OWS is a global NPM module built for OWScript. It adds the ability to generate projects, update OWScript, compile (on demand and on file changes), and more as time goes on.

Installation

Installation is as easy as:

npm install owscript -g

Generating a Project

Command/Aliases

  • generate
  • gen
  • g
  • init
  • i
  • new
  • n

Usage

ows generate

This will generate a project in the current directory.

ows generate [folder] [path?]

This will generate a project inside a folder name that's specified. If the folder exists, with contents inside, it will confirm the action before removing the entire folder and recreating it. If it doesn't exist, it will create it.

If the path is specified, it will attempt to do all of the above at that path (either relative to the current working directory, or absolute)

After that, it will ask you a variety of questions for the process to complete.
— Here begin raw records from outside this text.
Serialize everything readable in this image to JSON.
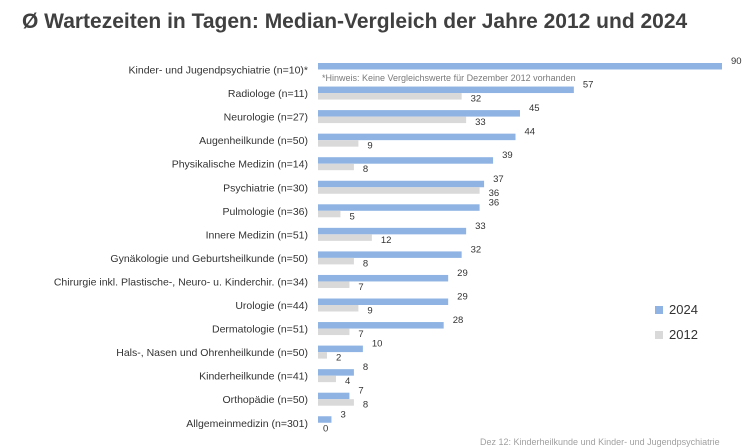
{
  "chart_data": {
    "type": "bar",
    "orientation": "horizontal",
    "title": "Ø Wartezeiten in Tagen: Median-Vergleich der Jahre 2012 und 2024",
    "categories": [
      "Kinder- und Jugendpsychiatrie (n=10)*",
      "Radiologe (n=11)",
      "Neurologie (n=27)",
      "Augenheilkunde (n=50)",
      "Physikalische Medizin (n=14)",
      "Psychiatrie (n=30)",
      "Pulmologie (n=36)",
      "Innere Medizin (n=51)",
      "Gynäkologie und Geburtsheilkunde (n=50)",
      "Chirurgie inkl. Plastische-, Neuro- u. Kinderchir. (n=34)",
      "Urologie (n=44)",
      "Dermatologie (n=51)",
      "Hals-, Nasen und Ohrenheilkunde (n=50)",
      "Kinderheilkunde (n=41)",
      "Orthopädie (n=50)",
      "Allgemeinmedizin (n=301)"
    ],
    "series": [
      {
        "name": "2024",
        "color": "#8fb4e3",
        "values": [
          90,
          57,
          45,
          44,
          39,
          37,
          36,
          33,
          32,
          29,
          29,
          28,
          10,
          8,
          7,
          3
        ]
      },
      {
        "name": "2012",
        "color": "#d9d9d9",
        "values": [
          null,
          32,
          33,
          9,
          8,
          36,
          5,
          12,
          8,
          7,
          9,
          7,
          2,
          4,
          8,
          0
        ]
      }
    ],
    "annotations": [
      "*Hinweis: Keine Vergleichswerte für Dezember 2012 vorhanden"
    ],
    "xlim": [
      0,
      90
    ],
    "grid": false,
    "legend": "right"
  },
  "footnote": "Dez 12: Kinderheilkunde und Kinder- und Jugendpsychiatrie"
}
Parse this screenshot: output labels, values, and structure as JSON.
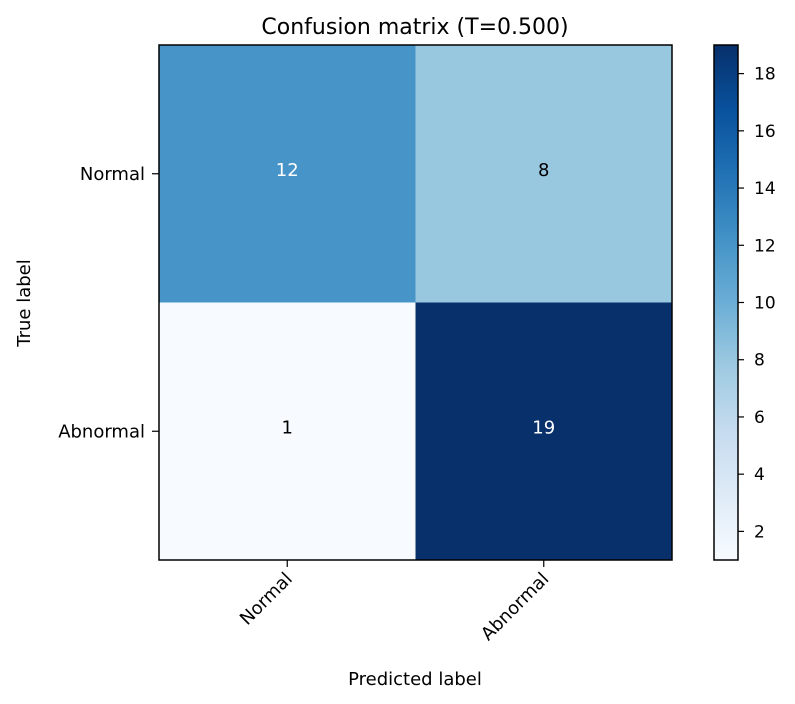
{
  "chart_data": {
    "type": "heatmap",
    "title": "Confusion matrix (T=0.500)",
    "xlabel": "Predicted label",
    "ylabel": "True label",
    "x_categories": [
      "Normal",
      "Abnormal"
    ],
    "y_categories": [
      "Normal",
      "Abnormal"
    ],
    "values": [
      [
        12,
        8
      ],
      [
        1,
        19
      ]
    ],
    "colormap": "Blues",
    "colorbar": {
      "range": [
        1,
        19
      ],
      "ticks": [
        2,
        4,
        6,
        8,
        10,
        12,
        14,
        16,
        18
      ],
      "tick_labels": [
        "2",
        "4",
        "6",
        "8",
        "10",
        "12",
        "14",
        "16",
        "18"
      ]
    },
    "grid": false
  }
}
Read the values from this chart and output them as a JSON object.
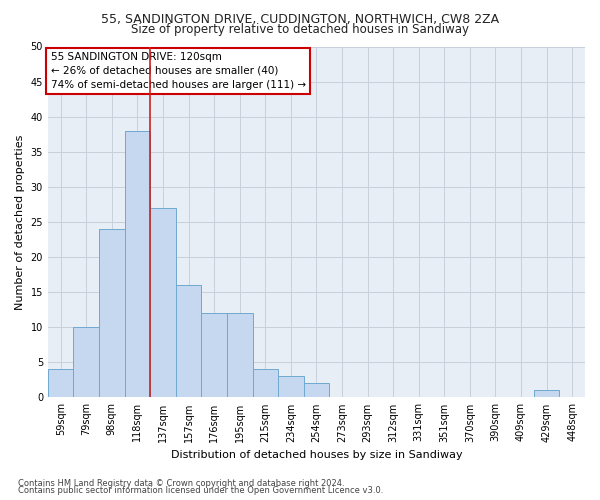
{
  "title1": "55, SANDINGTON DRIVE, CUDDINGTON, NORTHWICH, CW8 2ZA",
  "title2": "Size of property relative to detached houses in Sandiway",
  "xlabel": "Distribution of detached houses by size in Sandiway",
  "ylabel": "Number of detached properties",
  "categories": [
    "59sqm",
    "79sqm",
    "98sqm",
    "118sqm",
    "137sqm",
    "157sqm",
    "176sqm",
    "195sqm",
    "215sqm",
    "234sqm",
    "254sqm",
    "273sqm",
    "293sqm",
    "312sqm",
    "331sqm",
    "351sqm",
    "370sqm",
    "390sqm",
    "409sqm",
    "429sqm",
    "448sqm"
  ],
  "values": [
    4,
    10,
    24,
    38,
    27,
    16,
    12,
    12,
    4,
    3,
    2,
    0,
    0,
    0,
    0,
    0,
    0,
    0,
    0,
    1,
    0
  ],
  "bar_color": "#c5d8ef",
  "bar_edge_color": "#6fa8d0",
  "vline_after_index": 3,
  "vline_color": "#cc2222",
  "annotation_line1": "55 SANDINGTON DRIVE: 120sqm",
  "annotation_line2": "← 26% of detached houses are smaller (40)",
  "annotation_line3": "74% of semi-detached houses are larger (111) →",
  "annotation_box_color": "#ffffff",
  "annotation_box_edge_color": "#cc0000",
  "ylim": [
    0,
    50
  ],
  "yticks": [
    0,
    5,
    10,
    15,
    20,
    25,
    30,
    35,
    40,
    45,
    50
  ],
  "grid_color": "#c8d0dc",
  "bg_color": "#e8eef6",
  "footer1": "Contains HM Land Registry data © Crown copyright and database right 2024.",
  "footer2": "Contains public sector information licensed under the Open Government Licence v3.0.",
  "title1_fontsize": 9,
  "title2_fontsize": 8.5,
  "ylabel_fontsize": 8,
  "xlabel_fontsize": 8,
  "tick_fontsize": 7,
  "annotation_fontsize": 7.5,
  "footer_fontsize": 6
}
Then all you have to do is open the project in your favorite editor (we suggest VSCode with the official extension) and start creating in src/index.owpy.

Compiling

Command/Aliases

  • compile
  • c

Usage

Just navigate to a OWScript project directory and have a properly configured owscript.config.json and run:

ows compile

It will take care of the rest!

Watching for Changes

There's also a command (ows watch / ows w) which, essentially, works the same as compile except it watches the project directory for any changes and compiles as you go. This works very well for those who don't want to constantly run a compile command and just want to be able to let it run in the background and only switch to it [the console] to check for errors.

Git submodules? What?

If you answered yes for git, you'd probably notice the new .gitmodules file. A lot of people don't notice it. There's a pretty nifty guide, from Chris Jean, that goes over submodules here: Git Submodules: Adding, Using, Removing, Updating

We use git submodules for everything, include library files like Overwatch Zone's Core Module. This eliminates the need for custom package manager, and allows you to retain control over what branch, commits, etc you use for your project. It also allows you to, in most cases, on wherever your project is hosted view the submodule on that commit directly...so you never have to worry about digging through releases.